The new range was designed with a reinforced concrete frame, aluminium sliding sash windows (since replaced), a central spine beam supporting floors and roof, and close-centred perimeter columns of precast concrete designed as projecting fins to create ‘sun baffles’ for the ward areas. Wards were on the upper two floors, designed on an adaptation of the Nuffield type with the bed bays on one side of a service corridor, and ancillary rooms, plus single-bed rooms, on the other.

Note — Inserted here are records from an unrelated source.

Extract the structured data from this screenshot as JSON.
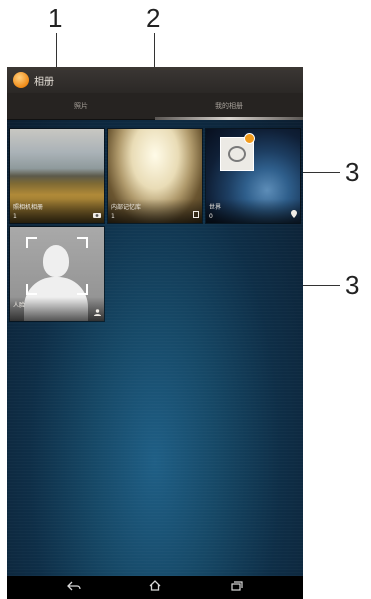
{
  "callouts": [
    "1",
    "2",
    "3",
    "3"
  ],
  "app": {
    "title": "相册",
    "logo_icon": "album-orange-icon"
  },
  "tabs": [
    {
      "label": "照片",
      "active": false
    },
    {
      "label": "我的相册",
      "active": true
    }
  ],
  "albums": [
    {
      "label": "照相机相册",
      "count": "1",
      "type_icon": "camera-icon"
    },
    {
      "label": "内部记忆库",
      "count": "1",
      "type_icon": "storage-icon"
    },
    {
      "label": "世界",
      "count": "0",
      "type_icon": "location-pin-icon"
    },
    {
      "label": "人脸",
      "count": "",
      "type_icon": "person-icon"
    }
  ],
  "navbar": {
    "back_icon": "back-icon",
    "home_icon": "home-icon",
    "recent_icon": "recent-apps-icon"
  },
  "colors": {
    "accent": "#f29b1c",
    "background": "#0e2e47"
  }
}
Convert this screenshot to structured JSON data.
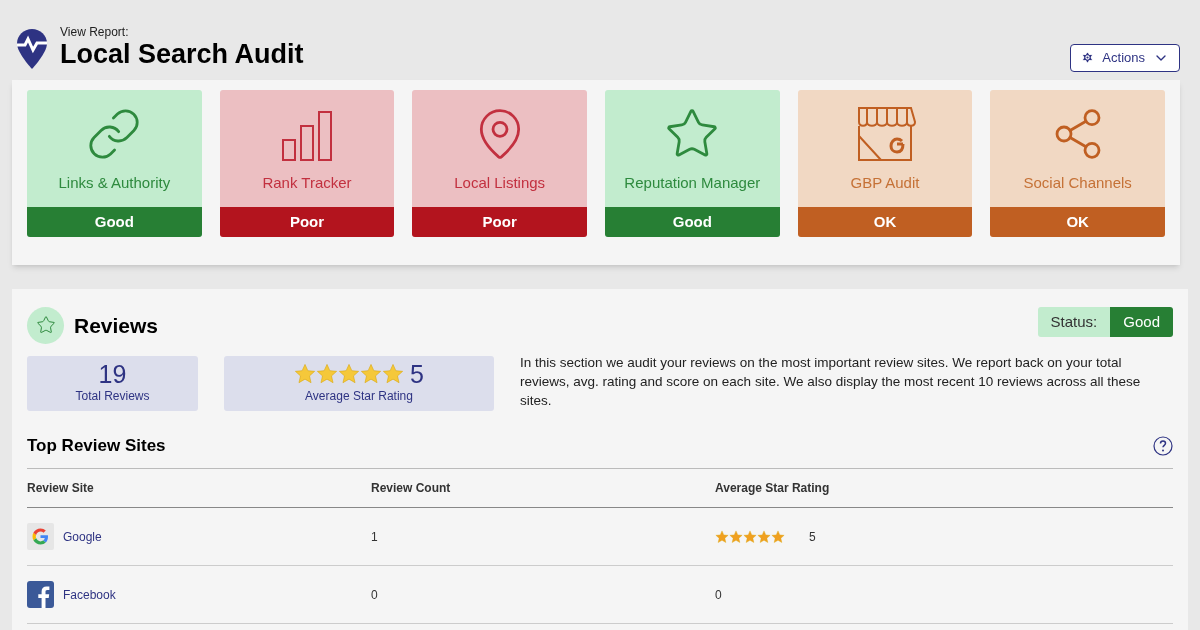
{
  "header": {
    "eyebrow": "View Report:",
    "title": "Local Search Audit",
    "actions_button": "Actions"
  },
  "audit_cards": [
    {
      "kind": "link",
      "label": "Links & Authority",
      "status": "Good",
      "color": "#277f34"
    },
    {
      "kind": "bars",
      "label": "Rank Tracker",
      "status": "Poor",
      "color": "#b3141e"
    },
    {
      "kind": "pin",
      "label": "Local Listings",
      "status": "Poor",
      "color": "#b3141e"
    },
    {
      "kind": "star",
      "label": "Reputation Manager",
      "status": "Good",
      "color": "#277f34"
    },
    {
      "kind": "store",
      "label": "GBP Audit",
      "status": "OK",
      "color": "#c05f22"
    },
    {
      "kind": "share",
      "label": "Social Channels",
      "status": "OK",
      "color": "#c05f22"
    }
  ],
  "reviews": {
    "title": "Reviews",
    "status_label": "Status:",
    "status_value": "Good",
    "total": {
      "value": "19",
      "label": "Total Reviews"
    },
    "average": {
      "stars": 5,
      "value": "5",
      "label": "Average Star Rating"
    },
    "description": "In this section we audit your reviews on the most important review sites. We report back on your total reviews, avg. rating and score on each site. We also display the most recent 10 reviews across all these sites.",
    "table": {
      "title": "Top Review Sites",
      "columns": [
        "Review Site",
        "Review Count",
        "Average Star Rating"
      ],
      "rows": [
        {
          "kind": "google",
          "site": "Google",
          "count": "1",
          "stars": 5,
          "rating": "5"
        },
        {
          "kind": "facebook",
          "site": "Facebook",
          "count": "0",
          "rating": "0"
        }
      ]
    }
  }
}
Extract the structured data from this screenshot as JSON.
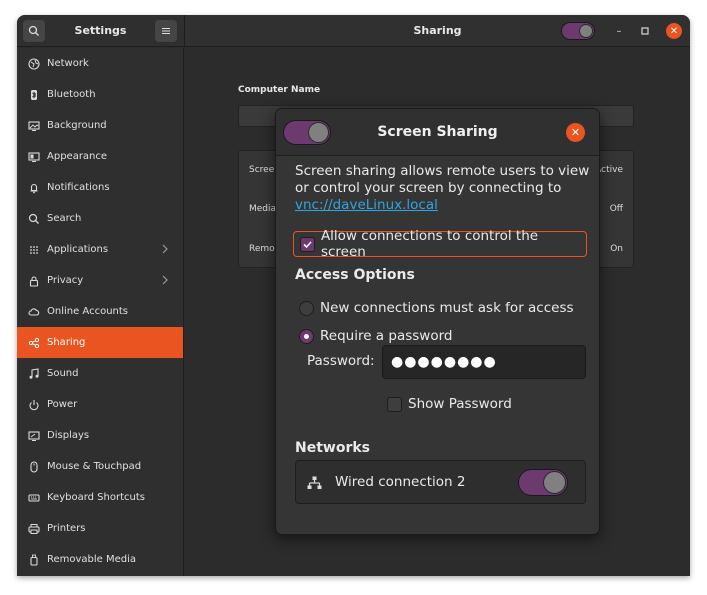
{
  "window": {
    "settings_title": "Settings",
    "panel_title": "Sharing",
    "sharing_enabled": true,
    "accent_color": "#e95420",
    "toggle_color": "#6c3a6e"
  },
  "sidebar": {
    "items": [
      {
        "label": "Network",
        "icon": "network-icon"
      },
      {
        "label": "Bluetooth",
        "icon": "bluetooth-icon"
      },
      {
        "label": "Background",
        "icon": "background-icon"
      },
      {
        "label": "Appearance",
        "icon": "appearance-icon"
      },
      {
        "label": "Notifications",
        "icon": "bell-icon"
      },
      {
        "label": "Search",
        "icon": "search-icon"
      },
      {
        "label": "Applications",
        "icon": "grid-icon"
      },
      {
        "label": "Privacy",
        "icon": "lock-icon"
      },
      {
        "label": "Online Accounts",
        "icon": "cloud-icon"
      },
      {
        "label": "Sharing",
        "icon": "share-icon",
        "active": true
      },
      {
        "label": "Sound",
        "icon": "music-note-icon"
      },
      {
        "label": "Power",
        "icon": "power-icon"
      },
      {
        "label": "Displays",
        "icon": "display-icon"
      },
      {
        "label": "Mouse & Touchpad",
        "icon": "mouse-icon"
      },
      {
        "label": "Keyboard Shortcuts",
        "icon": "keyboard-icon"
      },
      {
        "label": "Printers",
        "icon": "printer-icon"
      },
      {
        "label": "Removable Media",
        "icon": "usb-icon"
      }
    ]
  },
  "main": {
    "computer_name_label": "Computer Name",
    "computer_name_value": "",
    "rows": [
      {
        "label": "Scree",
        "status": "Active"
      },
      {
        "label": "Media",
        "status": "Off"
      },
      {
        "label": "Remo",
        "status": "On"
      }
    ]
  },
  "dialog": {
    "title": "Screen Sharing",
    "enabled": true,
    "description": "Screen sharing allows remote users to view or control your screen by connecting to",
    "vnc_link": "vnc://daveLinux.local",
    "allow_control_label": "Allow connections to control the screen",
    "allow_control_checked": true,
    "access_options_heading": "Access Options",
    "option_ask": "New connections must ask for access",
    "option_password": "Require a password",
    "selected_option": "password",
    "password_label": "Password:",
    "password_value": "●●●●●●●●",
    "show_password_label": "Show Password",
    "show_password_checked": false,
    "networks_heading": "Networks",
    "network_name": "Wired connection 2",
    "network_enabled": true
  }
}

Each of the two ward floors accommodated thirty patients arranged in two nursing units per floor of sixteen and fourteen beds, with four 6-bed bays, one 3-bed bay and three single rooms. Nurses stations were in the service corridor area placed centrally between the 6-bed bays and with the single rooms close by. Glazed screens divided the bed bays to maintain a clear view for the nursing staff. A day room was placed at the centre, between the two 6-bed bays, and a passageway ran along the south-west side beside the windows, fitted with a handrail to assist ambulant patients to exercise, out of the way of the main circulation corridor on the other side of the wards. Perhaps in an echo of the original entrance hall floor, there was a patterned vinyl-tile floor, supplied by Nairn’s of Kirkcaldy in the new wing. The original colour scheme throughout was grey and white, with accents of stronger colour. [The Hospital, May 1965, pp.229-30]
In 2008 the hospital was re-opened by Nicola Sturgeon after modernisation. It currently operates as a community hospital run by NHS Fife, with various out-patient clinics, and the geriatric unit (now the Wellesley Unit) providing in-patient palliative and continuing care.